Er machte klar, warum Information für die Bürger wichtig ist. „Wenn man am Herrschaftswissen nicht beteiligt wird, muss man glauben was einem vorgesetzt wird“. Seiner Meinung nach wehren sich die Herrschenden gegen die Informationsfreiheit vor allem aus einem Grund: „Ich halte die Bürger dumm, dann kann ich leichter herrschen“, sei die gängige Meinung.

Doch die Bürger sollten in Planungen mit einbezogen werden, sagte auch der Ortsvorsitzende der Freien Wähler, Gerhard Beck. Schließlich möchten sich die Bürger auch beteiligen. Nicht nur in Stuttgart beim Bau des neuen Bahnhofs, sondern auch in der Gröbenbachgemeinde seien sie aufgestanden, wie etwa beim Thema Stadtwerdung.

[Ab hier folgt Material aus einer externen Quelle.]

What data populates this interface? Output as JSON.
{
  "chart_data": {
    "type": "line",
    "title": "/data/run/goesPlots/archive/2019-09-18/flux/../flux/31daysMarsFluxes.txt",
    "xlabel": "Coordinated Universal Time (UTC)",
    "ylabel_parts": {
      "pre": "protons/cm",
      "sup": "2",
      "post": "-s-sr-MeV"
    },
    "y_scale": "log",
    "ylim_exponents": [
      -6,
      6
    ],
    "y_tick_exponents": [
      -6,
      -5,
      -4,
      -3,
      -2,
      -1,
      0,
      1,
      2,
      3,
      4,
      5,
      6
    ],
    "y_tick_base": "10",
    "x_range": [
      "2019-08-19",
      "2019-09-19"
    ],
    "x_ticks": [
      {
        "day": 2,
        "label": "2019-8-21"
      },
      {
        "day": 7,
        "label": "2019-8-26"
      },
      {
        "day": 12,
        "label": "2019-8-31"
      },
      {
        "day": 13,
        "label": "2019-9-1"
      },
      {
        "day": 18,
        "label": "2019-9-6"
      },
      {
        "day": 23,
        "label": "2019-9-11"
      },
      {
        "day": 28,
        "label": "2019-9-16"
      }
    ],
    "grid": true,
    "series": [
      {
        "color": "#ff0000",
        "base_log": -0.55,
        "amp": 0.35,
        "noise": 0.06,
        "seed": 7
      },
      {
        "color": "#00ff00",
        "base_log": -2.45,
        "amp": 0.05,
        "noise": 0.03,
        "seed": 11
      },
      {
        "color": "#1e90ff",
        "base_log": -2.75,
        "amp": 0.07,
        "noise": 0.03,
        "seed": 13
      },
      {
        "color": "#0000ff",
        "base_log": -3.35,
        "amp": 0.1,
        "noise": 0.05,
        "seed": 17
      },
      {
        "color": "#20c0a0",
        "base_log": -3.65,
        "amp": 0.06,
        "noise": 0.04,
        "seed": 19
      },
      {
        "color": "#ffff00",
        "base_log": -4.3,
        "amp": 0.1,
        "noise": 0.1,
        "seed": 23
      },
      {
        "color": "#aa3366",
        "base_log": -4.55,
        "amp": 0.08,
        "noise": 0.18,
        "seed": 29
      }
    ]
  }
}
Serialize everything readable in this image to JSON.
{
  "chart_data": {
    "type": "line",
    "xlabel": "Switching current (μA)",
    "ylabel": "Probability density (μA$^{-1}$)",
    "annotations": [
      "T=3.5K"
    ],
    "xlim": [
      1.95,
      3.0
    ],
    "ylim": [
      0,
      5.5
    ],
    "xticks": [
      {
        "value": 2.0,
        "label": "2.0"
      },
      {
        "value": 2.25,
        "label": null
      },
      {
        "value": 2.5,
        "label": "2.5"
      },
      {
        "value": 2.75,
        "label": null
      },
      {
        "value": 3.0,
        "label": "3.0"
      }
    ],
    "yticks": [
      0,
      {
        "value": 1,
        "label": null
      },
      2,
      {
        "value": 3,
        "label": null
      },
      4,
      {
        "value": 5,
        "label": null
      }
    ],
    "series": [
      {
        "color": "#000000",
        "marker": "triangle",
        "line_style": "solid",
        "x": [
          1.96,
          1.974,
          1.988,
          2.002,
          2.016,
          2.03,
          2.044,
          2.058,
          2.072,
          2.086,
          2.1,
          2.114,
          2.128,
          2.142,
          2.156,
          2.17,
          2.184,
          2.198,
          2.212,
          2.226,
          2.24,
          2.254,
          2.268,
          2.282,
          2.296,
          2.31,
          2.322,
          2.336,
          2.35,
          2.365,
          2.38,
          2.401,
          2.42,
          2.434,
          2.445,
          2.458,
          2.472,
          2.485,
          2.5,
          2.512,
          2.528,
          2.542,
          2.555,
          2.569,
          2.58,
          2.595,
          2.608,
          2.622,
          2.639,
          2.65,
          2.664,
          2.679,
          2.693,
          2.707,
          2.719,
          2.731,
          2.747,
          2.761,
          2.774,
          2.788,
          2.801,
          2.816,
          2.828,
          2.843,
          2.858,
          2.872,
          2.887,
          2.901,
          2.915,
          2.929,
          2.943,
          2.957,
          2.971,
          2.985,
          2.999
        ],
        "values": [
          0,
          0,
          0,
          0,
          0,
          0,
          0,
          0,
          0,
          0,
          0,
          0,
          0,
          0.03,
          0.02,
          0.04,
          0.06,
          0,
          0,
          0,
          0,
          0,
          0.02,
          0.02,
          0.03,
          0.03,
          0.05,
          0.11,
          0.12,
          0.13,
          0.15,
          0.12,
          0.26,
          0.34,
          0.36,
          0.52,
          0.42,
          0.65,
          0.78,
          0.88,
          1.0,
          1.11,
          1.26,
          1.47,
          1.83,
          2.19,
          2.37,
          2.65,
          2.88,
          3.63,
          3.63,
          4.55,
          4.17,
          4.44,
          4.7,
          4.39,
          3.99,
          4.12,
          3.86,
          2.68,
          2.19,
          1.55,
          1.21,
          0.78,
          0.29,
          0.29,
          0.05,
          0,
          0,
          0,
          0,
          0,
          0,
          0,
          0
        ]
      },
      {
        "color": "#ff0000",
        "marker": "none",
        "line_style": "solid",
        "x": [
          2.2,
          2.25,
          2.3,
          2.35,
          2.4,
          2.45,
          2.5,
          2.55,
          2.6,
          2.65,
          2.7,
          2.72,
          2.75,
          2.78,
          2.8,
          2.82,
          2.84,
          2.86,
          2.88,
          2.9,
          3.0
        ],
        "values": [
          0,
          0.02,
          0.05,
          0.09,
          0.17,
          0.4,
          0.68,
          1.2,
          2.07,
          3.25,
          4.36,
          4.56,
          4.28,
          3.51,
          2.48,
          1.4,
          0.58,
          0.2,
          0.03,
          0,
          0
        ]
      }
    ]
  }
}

Neben etlichen Gröbenzellern, waren auch einige Gemeinderäte nicht nur der Freien Wählern auch von SPD, Grünen und UWG, ins Bürgerhaus gekommen. So erfuhren sie, dass nicht nur die Bürger, sondern auch sie selbst im Rathaus keine uneingeschränktes Informationsrecht besitzen. Streibl, der auch Gemeinderat in Oberammergau ist, erläuterte ihnen an einem ganz persönlichen Beispiel, wie wichtig eine Informationsfreiheitssatzung ist. So hat der Oberammergauer Gemeinderat vor Jahren ein 800 000 Euro teures, fahrbares Dach für die Freilichtbühne der Passionsspiele beschlossen. Als das Dach dann Jahre später fertig war, stellte sich heraus, dass es nicht 800 000 Euro sondern vier Millionen Euro gekostet hatte. „Ich hätte als Gemeinderat gerne mehr Informationen gehabt, damit man rechtzeitig die Bremse hätte reinhauen können“, beklagte Streibl.

Einen ersten Schritt zur Verbesserung der Bürgerinformation in Gröbenzelle hatte der frühere SPD-Rat Ludwig Brunner: Er forderte, dass statt dem Ergebnisprotokoll das Anfang der 90-er Jahre abgeschaffte Verlaufsprotokoll wieder eingeführt wird. Dieses solle dann ins Internet gestellt werden. So könne jeder Bürger verfolgen welcher Gemeinderat was gesagt und wie er abgestimmt habe.